Greg Petro's Forbes Blog | First Insight

Could The Federal Shutdown Stifle Holiday Spending?

Written by Greg Petro | Oct 1, 2025

As if the retail industry didn’t have enough to worry about this holiday season, the budget impasse in Congress poses a real threat to the consumer economy if the stalemate drags on more than a few days. 

If you can believe the rhetoric, we may be in for a marathon. But even if it were to end quickly, the constant drumbeat of distressing news leading up to it may already have shaved a few points off consumer readings that were shaky to begin with.

Historically, government shutdowns have been minor events as far as consumer behavior is concerned. There have been 20 such shutdowns over the past half-century, most lasting a week or less.

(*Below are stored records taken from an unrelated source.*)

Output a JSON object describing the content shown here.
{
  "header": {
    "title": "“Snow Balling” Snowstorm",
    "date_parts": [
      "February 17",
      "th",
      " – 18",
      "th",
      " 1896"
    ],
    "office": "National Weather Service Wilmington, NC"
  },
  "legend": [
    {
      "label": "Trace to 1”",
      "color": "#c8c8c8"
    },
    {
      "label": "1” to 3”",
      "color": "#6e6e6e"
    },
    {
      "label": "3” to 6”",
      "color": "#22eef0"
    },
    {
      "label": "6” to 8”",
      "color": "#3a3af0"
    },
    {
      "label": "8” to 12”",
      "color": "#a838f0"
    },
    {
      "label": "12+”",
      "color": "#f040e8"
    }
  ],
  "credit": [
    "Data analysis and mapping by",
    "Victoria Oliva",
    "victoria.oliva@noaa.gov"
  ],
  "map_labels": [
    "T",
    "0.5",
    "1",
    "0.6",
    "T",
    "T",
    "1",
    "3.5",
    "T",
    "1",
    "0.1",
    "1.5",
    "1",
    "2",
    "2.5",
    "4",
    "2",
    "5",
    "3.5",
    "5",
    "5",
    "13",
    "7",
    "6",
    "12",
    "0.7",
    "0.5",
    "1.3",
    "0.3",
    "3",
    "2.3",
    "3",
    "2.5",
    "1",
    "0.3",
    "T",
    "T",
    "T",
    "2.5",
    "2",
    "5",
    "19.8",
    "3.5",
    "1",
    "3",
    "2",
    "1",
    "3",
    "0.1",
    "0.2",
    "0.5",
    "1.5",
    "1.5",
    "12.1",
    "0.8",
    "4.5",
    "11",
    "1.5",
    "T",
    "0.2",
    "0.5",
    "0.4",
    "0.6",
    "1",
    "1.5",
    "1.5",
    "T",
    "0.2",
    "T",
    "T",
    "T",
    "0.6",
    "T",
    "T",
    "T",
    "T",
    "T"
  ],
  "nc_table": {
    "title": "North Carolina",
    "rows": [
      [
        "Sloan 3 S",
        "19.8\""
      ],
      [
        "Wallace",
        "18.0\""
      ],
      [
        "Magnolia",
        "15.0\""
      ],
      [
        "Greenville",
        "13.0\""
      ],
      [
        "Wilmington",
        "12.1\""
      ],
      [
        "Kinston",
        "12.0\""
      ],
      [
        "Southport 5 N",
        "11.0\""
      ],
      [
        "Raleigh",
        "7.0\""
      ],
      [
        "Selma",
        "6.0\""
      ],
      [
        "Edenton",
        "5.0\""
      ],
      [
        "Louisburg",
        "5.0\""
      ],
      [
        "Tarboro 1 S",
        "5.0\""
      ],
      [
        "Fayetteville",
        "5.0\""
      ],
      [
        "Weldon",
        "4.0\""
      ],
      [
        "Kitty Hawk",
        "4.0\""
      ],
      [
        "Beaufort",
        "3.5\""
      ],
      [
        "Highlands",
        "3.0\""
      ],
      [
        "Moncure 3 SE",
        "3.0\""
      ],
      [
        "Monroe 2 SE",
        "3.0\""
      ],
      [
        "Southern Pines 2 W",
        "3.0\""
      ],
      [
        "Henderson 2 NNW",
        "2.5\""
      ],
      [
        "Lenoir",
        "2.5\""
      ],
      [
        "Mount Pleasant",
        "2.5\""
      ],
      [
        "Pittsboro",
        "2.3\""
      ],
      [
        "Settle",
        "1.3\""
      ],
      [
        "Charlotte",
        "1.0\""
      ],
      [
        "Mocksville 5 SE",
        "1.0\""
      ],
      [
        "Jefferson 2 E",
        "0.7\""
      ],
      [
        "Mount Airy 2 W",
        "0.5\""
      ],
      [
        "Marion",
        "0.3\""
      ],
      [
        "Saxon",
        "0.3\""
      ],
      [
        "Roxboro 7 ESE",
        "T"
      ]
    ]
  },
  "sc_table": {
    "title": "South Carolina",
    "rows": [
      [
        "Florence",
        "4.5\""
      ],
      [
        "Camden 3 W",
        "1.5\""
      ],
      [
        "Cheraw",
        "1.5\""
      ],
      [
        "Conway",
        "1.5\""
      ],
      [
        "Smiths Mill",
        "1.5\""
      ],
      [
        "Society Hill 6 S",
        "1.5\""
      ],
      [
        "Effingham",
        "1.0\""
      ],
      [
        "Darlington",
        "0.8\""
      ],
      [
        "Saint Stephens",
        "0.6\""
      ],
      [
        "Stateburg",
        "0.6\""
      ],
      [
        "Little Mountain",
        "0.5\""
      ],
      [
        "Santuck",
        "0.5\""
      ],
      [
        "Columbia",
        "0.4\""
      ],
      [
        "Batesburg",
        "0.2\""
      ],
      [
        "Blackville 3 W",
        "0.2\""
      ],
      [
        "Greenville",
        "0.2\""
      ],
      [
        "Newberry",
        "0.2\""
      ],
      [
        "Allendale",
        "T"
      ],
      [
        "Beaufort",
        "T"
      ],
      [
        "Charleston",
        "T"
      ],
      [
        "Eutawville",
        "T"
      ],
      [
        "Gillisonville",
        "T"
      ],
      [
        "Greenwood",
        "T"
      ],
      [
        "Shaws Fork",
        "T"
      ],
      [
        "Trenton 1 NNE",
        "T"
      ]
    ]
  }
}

Aside from lost income for federal workers and contractors, they are quickly forgotten. 

The longer ones were more troublesome. One of the longest, in October 2013, took 17 days to resolve. In spite of an economy that was recovering from the Great Recession, growth in real consumer spending took quite a hit, slowing from 4.1% in the third quarter to 2.6% in the fourth, according to data from the Bureau of Economic Analysis (BEA).  

The longest shutdown in U.S. history was 35 days, beginning just after Christmas 2018 and lasting into January, during another period of relative economic health. The widely-followed University of Michigan Consumer Sentiment reading in January 2019 plunged by seven points from a fourteen-year high of 98.3 the month before. Real consumer spending slowed from a 2.5% growth rate in the fourth quarter of 2018 to a 0.9% growth rate in the first quarter of 2019.

It would be a mistake to blame budget gridlocks for all of the decelerations that took place during previous episodes. What makes this time different is that the shutdown comes at a precarious moment, near the end of a year of financial turmoil that has left consumers weary and cautious.

A recent pre-shutdown survey by accounting giant PricewaterhouseCoopers (PwC) found that shoppers plan to cut their seasonal spending this year by an average of 5%, “the first notable drop since 2020,” according to emarketer.com

Meanwhile, consumer sentiment and confidence are in the tank. The University of Michigan reading bottomed in April at 52.2 and the most recent reading—September—was not much better at 55.1, worse than during the Great Recession in 2008. 

Similarly, The Conference Board reported in September that its Consumer Confidence Index had notched its largest decline in a year and that since February its Expectations Index—based on consumers’ short-term outlook for income, business, and labor market conditions—has been below the threshold that typically signals a developing recession.

In spite of all this doom and gloom, the S&P 500 stock index is now double what it was in September 2020, and consumers have continued to spend as seen in recent quarterly reports.

Over the past five years, Federal Reserve data show Personal Consumption Expenditures have risen by 45%.

It would be all too easy to say that we are headed into a recession and that we are about to have the economy take a nosedive, but my question is, what are the odds you’re right?